Although each individual email is likely to be responsible for producing an incredibly small amount of carbon as a proportion of the 435.2 million tonnes of greenhouse gasses produced by the UK last year, there is likely to be a cumulative impact. This impact is likely to be made greater by the sending of “unnecessary” emails.

For example, Ovo Energy commissioned (Censuswide) research shows that the 64 million “unnecessary” emails sent every day could be responsible for contributing 23,475 tonnes of carbon a year to the UK’s carbon footprint. Unnecessary emails are categorised as those sent to friends within talking distance, or those containing replies such as ‘thank you’, ‘thanks’, ‘received’, and similar.

Polluting Anyway?

There is, of course, and argument that whether sending emails or not, having laptops, computers, Wi-Fi routers (and more) switched on all the time is contributing anyway to the production of carbon and that separating out the individual contribution of emails is difficult.
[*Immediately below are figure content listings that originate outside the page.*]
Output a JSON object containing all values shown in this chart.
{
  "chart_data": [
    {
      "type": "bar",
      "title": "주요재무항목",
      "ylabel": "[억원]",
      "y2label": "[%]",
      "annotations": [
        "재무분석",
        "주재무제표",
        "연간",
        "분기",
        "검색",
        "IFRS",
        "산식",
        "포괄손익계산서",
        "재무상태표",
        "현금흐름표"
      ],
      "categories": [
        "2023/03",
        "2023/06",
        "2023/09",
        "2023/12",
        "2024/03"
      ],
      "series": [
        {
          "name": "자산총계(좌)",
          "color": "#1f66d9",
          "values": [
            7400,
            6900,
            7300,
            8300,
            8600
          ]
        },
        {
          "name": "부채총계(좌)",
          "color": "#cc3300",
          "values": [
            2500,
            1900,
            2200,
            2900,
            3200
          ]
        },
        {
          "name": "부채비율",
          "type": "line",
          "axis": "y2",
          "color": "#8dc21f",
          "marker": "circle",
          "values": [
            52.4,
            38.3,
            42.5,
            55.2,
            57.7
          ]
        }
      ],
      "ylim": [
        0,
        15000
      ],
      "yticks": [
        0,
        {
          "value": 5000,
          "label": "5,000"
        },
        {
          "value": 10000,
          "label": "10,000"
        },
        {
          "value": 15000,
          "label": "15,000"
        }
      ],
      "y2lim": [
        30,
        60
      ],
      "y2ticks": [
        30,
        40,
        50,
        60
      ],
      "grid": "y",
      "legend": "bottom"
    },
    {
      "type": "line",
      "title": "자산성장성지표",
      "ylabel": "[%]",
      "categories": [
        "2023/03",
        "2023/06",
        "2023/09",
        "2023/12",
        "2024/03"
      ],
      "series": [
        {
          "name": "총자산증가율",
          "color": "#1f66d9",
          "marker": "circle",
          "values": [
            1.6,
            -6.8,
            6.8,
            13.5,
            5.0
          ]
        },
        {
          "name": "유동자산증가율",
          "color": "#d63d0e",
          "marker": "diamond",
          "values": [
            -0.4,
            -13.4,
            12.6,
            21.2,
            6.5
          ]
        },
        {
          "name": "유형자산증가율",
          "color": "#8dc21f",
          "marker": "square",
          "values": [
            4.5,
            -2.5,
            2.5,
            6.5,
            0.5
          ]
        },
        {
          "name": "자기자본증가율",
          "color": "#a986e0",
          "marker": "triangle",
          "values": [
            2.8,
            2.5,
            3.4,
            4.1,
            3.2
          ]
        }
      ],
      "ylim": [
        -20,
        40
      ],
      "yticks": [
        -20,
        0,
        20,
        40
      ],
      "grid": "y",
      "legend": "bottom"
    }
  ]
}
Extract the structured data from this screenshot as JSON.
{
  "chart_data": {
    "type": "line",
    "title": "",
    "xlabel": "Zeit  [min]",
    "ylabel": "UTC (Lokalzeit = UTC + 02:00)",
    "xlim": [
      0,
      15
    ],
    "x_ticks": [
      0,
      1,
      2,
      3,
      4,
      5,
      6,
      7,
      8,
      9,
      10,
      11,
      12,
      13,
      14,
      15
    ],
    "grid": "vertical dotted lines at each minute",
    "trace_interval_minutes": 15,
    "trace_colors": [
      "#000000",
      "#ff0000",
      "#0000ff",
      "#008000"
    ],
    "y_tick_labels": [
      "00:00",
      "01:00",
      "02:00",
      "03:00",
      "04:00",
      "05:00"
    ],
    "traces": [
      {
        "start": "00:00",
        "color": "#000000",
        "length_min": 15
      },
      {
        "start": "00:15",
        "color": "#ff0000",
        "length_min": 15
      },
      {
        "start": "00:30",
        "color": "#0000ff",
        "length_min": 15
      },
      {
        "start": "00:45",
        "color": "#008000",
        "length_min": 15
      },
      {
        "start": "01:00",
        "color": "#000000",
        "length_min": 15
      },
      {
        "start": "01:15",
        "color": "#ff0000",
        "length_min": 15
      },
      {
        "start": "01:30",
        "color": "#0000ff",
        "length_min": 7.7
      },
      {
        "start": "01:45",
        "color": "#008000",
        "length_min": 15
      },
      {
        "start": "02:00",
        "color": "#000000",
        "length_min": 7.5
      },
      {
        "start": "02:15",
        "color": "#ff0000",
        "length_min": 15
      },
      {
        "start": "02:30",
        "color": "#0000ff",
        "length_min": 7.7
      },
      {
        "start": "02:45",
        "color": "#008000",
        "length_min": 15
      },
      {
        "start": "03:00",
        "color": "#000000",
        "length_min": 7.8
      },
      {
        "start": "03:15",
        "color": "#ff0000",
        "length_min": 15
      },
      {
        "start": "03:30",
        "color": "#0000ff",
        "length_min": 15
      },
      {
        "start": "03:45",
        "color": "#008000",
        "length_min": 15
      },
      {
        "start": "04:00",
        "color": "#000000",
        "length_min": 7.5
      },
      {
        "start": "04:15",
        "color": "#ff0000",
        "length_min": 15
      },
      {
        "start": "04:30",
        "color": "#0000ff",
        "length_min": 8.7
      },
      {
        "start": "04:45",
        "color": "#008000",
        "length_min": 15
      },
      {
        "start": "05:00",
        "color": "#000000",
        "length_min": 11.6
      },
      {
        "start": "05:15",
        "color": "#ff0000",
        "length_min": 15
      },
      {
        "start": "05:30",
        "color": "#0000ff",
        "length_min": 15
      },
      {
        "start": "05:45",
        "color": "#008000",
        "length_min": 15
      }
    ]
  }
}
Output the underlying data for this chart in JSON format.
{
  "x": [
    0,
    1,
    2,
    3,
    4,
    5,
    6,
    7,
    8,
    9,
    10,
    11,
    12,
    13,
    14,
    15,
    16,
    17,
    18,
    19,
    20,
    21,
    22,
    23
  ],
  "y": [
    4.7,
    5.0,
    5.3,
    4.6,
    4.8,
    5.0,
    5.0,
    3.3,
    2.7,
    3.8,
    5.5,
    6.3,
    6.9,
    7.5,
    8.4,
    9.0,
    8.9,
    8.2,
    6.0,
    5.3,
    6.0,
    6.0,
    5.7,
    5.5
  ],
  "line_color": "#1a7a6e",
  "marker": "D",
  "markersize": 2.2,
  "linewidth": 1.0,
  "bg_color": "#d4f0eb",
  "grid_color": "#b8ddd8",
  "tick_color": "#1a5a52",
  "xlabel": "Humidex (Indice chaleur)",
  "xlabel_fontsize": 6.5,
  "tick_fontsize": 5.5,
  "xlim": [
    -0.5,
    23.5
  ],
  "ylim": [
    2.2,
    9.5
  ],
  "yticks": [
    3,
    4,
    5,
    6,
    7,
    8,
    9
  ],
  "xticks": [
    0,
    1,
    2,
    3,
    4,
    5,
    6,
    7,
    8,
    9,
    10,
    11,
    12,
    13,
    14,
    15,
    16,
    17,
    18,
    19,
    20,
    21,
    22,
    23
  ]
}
It could also be argued that game and video streaming and cloud storage have more of a negative impact than sending emails.

What Does This Mean For Your Business?

Many bigger businesses and big tech businesses try, where possible, to reduce any obvious environmental impact but also rely upon carbon offsetting and the funding of environmental projects.  Google, for example, says that, due to carbon offsetting, it became carbon neutral in 2007, has now compensated for all of the carbon it has ever created and plans to run all of its data centres on carbon-free energy by 2030. Organisations such as Friends of the Earth which points out that “in most cases, it seems clear that carbon offsetting doesn’t work in practice” and Greenpeace which says that “the way out of the climate emergency is just not that simple” and that “Offsetting projects simply don’t deliver what we need” are clearly more sceptical about offsetting.

Reducing the numbers of “unnecessary” emails sent sounds like a good, time-saving and hopefully, energy-saving idea anyway, but businesses clearly need to look at the bigger picture and concentrate more on higher-impact elements too.